WWI centenary: Remembrance services mark 100th anniversary of raft tragedy

A gathering in Morley Cemetary to remember the seven men who died in a training accident in Gainsborough.

A gathering in Morley Cemetary to remember the seven men who died in a training accident in Gainsborough.

0
Have your say

Services of remembrance were held to honour the memory of seven soldiers who drowned in a training exercise that went tragically wrong.

The ceremonies in Batley, Dewsbury and Morley marked 100 years since the seven young men lost their lives during a raft-building exercise in Morton, near Gainsborough.

Plaque unveiled at St Peter's Church, Morton, in memory of seven soldiers who died in a rafting accident.

Plaque unveiled at St Peter's Church, Morton, in memory of seven soldiers who died in a rafting accident.

On February 19, 1915, 40 men piled onto a raft made of rope, straw and wood which was floating on a 32ft deep pool in Morton.

But the raft capsized and seven of the men were dragged under water and died after a struggle.

The commemoration events began with a ceremony at Batley Cemetery on Thursday, during which eight wreaths were laid. Seven of those wreaths were later taken to the soldiers’ graves and the eighth was taken to St Peter’s Church in Morton.

Project Bugle organiser Tony Dunlop, who was heavily involved in planning the event, said: “So many people have come together to help. I have had emails from all over with people saying how much it has meant to remember those seven lads.

“Project Bugle is a four-year project and during and anything like this you have a number of special moments and I think that, as well as the launch, this has probably been the most special moment.”

Mr Dunlop is a leading figure in the Heritage Lottery-funded history scheme, which has marked and published information on soldiers from Batley and Birstall who died during the First World War.

A wreath ceremony was simultaneously held at Morley Cemetery.

Dennis Marshall, from the Morley branch of the Royal British Legion, said it was a “fitting tribute” to Morley solider William Dent, who died in the accident.

On Friday a service was held at Dewsbury Cemetery, which was attended by 40-50 people.
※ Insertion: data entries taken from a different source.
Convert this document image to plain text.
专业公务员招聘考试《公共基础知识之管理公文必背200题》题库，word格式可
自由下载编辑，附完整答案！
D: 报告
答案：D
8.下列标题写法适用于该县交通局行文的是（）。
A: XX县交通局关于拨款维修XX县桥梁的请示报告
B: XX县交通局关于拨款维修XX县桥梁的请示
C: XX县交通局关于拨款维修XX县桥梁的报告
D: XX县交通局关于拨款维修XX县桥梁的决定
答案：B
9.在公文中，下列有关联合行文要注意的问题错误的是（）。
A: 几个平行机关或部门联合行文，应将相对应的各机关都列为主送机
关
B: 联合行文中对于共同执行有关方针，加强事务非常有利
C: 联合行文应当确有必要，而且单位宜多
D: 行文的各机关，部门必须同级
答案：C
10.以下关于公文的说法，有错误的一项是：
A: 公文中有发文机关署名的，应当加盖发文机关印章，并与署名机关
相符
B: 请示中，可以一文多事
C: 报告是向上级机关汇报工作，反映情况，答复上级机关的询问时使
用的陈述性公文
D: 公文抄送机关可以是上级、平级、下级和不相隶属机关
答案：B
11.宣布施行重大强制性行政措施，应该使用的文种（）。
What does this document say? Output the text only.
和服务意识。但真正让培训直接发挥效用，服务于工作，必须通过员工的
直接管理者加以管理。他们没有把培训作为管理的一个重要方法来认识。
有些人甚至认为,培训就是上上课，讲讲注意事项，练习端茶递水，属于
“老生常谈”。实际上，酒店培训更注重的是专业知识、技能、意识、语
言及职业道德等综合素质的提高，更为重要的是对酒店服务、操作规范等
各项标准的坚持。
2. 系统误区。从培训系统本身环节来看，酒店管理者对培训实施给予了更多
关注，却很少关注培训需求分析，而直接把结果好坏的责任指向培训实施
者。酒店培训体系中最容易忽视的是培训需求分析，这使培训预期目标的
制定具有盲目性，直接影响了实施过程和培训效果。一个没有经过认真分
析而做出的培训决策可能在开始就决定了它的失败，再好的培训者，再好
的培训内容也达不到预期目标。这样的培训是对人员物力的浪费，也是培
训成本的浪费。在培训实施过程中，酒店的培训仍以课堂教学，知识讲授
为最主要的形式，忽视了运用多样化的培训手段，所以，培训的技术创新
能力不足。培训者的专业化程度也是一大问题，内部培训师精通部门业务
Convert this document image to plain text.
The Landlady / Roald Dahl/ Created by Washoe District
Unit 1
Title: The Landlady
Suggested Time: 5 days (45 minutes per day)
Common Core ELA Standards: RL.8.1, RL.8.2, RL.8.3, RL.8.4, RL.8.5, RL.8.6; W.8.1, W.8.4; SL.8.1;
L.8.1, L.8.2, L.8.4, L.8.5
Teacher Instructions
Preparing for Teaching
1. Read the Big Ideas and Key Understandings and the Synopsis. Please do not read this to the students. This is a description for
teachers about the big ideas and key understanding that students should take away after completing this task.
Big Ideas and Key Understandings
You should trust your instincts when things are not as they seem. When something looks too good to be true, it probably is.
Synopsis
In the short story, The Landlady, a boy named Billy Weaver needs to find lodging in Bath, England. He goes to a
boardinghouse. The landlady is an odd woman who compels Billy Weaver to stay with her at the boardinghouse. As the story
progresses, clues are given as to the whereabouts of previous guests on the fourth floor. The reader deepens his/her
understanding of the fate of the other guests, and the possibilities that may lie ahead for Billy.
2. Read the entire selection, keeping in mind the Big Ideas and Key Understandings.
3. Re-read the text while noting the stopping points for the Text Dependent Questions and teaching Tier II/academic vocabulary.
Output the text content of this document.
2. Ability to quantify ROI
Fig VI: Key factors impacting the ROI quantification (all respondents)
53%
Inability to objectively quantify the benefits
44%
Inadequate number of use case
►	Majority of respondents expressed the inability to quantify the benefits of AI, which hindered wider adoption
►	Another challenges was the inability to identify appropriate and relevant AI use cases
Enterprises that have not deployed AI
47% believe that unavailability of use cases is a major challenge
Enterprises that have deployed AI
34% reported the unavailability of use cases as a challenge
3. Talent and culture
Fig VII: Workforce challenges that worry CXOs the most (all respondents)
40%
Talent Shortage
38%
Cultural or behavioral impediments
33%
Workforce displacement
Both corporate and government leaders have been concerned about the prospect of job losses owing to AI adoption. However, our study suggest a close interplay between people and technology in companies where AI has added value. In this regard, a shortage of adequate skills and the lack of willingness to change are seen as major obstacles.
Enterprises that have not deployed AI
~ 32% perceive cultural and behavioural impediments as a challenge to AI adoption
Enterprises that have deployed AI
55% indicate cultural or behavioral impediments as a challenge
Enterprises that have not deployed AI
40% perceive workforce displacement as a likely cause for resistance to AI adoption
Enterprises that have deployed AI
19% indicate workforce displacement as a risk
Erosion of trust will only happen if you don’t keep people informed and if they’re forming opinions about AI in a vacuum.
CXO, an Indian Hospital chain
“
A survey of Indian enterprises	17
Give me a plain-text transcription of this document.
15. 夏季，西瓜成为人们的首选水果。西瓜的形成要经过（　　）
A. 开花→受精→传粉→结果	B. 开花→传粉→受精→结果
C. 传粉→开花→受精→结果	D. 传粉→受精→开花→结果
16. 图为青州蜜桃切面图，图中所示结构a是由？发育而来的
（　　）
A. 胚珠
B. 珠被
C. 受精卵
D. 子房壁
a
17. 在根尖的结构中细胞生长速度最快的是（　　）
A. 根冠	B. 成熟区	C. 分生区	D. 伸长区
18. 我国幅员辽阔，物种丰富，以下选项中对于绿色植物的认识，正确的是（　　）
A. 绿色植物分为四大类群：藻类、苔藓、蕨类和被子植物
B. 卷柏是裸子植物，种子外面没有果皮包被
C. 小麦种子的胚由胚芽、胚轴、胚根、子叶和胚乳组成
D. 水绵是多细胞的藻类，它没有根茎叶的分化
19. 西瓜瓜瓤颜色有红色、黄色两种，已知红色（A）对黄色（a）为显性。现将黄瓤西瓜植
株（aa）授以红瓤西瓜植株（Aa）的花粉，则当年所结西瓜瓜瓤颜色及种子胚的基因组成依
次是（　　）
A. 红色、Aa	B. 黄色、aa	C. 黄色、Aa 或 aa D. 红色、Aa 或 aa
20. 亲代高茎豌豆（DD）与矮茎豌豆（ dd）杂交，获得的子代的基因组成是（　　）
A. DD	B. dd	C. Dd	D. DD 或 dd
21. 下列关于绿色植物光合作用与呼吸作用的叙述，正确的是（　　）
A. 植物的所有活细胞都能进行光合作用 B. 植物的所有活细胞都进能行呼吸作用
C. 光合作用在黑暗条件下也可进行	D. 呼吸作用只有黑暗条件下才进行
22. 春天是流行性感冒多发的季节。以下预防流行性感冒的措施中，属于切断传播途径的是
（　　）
The Rev Kathy Robertson said: “It was an honour to be a part of it, to honour the life of people who gave their lives in service of their country.

“There was a good gathering and it was done with dignity.

“It was a bitterly cold day but lots of people attended.”

The wreaths were laid in remembrance of Pte Edmund Battye, from Batley; Pte John Myers, from Dewsbury; Pte William Dent, from Churwell; Pte Fred Cooke, from East Ardsley; Pte Alfred Bruce, from Harrogate, and Pte Ernest Cockell and Pte Wiliam Atheron, both from Wakefield.